As a devoted home cook who spends at least three hours a day in the kitchen, I particularly enjoyed Pollan’s glorification of the seemingly mundane and repetitive tasks that I do on a regular basis, such as chopping onions, browning meat, simmering stock, and kneading dough. The significance of these steps often becomes lost in the frantic daily rush to get food on the table, but Pollan makes my efforts feel worthwhile.Even more compelling are Pollan’s arguments for how the act of cooking can repair the damage caused by outsourcing meal production to corporations. Cooking could do much to reverse the tide of poor health. Americans spend a mere twenty-seven minutes preparing meals each day; ironically, more time is spent watching food being cooked on TV than actually cooking it. One food-industry researcher tells Pollan, “You want Americans to eat less? I have the diet for you. Cook it yourself. Eat anything you want – just as long as you’re willing to cook it yourself.”

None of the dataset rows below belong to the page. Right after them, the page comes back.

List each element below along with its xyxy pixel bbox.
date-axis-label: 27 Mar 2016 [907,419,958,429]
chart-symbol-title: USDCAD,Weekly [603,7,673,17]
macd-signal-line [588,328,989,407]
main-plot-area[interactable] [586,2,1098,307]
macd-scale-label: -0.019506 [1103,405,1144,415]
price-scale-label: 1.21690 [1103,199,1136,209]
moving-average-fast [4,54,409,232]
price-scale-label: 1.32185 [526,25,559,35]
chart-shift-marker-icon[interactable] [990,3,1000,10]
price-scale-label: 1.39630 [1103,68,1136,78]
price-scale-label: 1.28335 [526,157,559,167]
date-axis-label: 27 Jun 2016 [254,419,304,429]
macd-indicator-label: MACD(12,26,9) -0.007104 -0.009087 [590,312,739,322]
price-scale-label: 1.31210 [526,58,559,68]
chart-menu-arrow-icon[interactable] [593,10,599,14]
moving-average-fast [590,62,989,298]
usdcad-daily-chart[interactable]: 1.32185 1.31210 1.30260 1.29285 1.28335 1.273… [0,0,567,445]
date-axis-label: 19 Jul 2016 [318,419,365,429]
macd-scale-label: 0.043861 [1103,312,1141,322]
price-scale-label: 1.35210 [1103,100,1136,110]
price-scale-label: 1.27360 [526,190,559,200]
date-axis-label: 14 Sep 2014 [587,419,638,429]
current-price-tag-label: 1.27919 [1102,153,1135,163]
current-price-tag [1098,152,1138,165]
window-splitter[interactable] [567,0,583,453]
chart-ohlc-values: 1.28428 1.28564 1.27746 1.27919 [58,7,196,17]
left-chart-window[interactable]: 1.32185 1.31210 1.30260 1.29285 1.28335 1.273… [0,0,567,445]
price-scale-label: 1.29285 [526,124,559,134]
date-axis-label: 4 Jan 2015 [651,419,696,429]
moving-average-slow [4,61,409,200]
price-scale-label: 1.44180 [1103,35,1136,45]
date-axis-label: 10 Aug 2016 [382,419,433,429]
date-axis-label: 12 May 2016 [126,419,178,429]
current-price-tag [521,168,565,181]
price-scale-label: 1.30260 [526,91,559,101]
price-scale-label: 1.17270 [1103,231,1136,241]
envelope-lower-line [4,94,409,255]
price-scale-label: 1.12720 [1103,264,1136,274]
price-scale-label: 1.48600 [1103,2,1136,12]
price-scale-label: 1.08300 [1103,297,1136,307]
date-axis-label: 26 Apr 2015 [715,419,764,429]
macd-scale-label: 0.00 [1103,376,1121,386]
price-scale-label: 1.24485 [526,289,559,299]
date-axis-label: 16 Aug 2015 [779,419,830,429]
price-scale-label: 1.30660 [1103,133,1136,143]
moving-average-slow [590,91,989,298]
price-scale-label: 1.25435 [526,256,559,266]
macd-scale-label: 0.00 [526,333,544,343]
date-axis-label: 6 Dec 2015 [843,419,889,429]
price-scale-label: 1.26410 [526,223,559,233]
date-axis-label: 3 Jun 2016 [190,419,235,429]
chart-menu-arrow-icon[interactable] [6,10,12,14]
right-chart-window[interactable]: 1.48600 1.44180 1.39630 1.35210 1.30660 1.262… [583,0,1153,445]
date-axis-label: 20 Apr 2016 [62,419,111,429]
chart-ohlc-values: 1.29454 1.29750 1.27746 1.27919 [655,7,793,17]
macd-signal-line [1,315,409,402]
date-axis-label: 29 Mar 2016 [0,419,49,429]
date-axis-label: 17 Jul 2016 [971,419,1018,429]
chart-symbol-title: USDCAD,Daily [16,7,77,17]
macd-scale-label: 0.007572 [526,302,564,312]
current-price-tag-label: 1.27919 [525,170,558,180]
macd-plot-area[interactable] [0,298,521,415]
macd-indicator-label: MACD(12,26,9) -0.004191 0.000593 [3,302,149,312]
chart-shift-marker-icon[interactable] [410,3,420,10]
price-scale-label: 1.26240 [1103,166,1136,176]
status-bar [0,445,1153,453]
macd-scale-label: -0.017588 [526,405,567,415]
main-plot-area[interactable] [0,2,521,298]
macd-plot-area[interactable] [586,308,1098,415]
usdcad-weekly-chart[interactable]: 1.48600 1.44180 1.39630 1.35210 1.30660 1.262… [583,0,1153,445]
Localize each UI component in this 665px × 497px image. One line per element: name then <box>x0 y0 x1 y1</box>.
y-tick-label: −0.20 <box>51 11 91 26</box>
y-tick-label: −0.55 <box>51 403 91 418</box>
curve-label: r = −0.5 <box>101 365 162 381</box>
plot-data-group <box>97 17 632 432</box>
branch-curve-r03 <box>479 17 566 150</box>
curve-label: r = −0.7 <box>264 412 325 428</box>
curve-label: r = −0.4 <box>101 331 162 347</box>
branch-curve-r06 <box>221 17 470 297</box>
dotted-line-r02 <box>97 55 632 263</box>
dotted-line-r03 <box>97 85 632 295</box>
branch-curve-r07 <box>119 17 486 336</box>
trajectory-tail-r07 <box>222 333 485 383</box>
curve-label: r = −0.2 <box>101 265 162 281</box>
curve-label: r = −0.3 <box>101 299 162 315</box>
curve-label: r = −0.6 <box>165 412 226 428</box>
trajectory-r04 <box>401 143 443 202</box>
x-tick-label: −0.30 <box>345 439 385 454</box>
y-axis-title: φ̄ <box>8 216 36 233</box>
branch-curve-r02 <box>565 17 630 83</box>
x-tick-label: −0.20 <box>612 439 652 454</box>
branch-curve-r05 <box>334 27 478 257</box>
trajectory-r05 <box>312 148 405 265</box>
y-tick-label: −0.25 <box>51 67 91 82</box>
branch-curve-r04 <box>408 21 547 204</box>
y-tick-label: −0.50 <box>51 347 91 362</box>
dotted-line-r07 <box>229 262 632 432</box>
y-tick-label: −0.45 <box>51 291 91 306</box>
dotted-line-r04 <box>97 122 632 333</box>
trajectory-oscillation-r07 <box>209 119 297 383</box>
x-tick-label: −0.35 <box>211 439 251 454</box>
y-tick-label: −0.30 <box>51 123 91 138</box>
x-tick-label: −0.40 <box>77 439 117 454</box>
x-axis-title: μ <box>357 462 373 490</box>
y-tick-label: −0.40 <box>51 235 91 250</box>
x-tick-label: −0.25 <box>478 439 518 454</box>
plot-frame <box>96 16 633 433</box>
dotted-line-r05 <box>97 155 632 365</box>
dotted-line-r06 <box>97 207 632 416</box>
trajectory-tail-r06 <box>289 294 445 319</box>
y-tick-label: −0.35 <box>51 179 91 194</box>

“Handling these plants and animals, taking back the production and the preparation of even just some part of our food, has the salutary effect of making visible again many of the lines of connection that the supermarket and the “home-meal replacement” have succeeded in obscuring, yet of course never actually eliminated. To do so is to take back a measure of responsibility, too, to become, at the very least, a little less glib in one’s pronouncements.”
Cooked is an inspiring call to global action that’s accessible to everyone.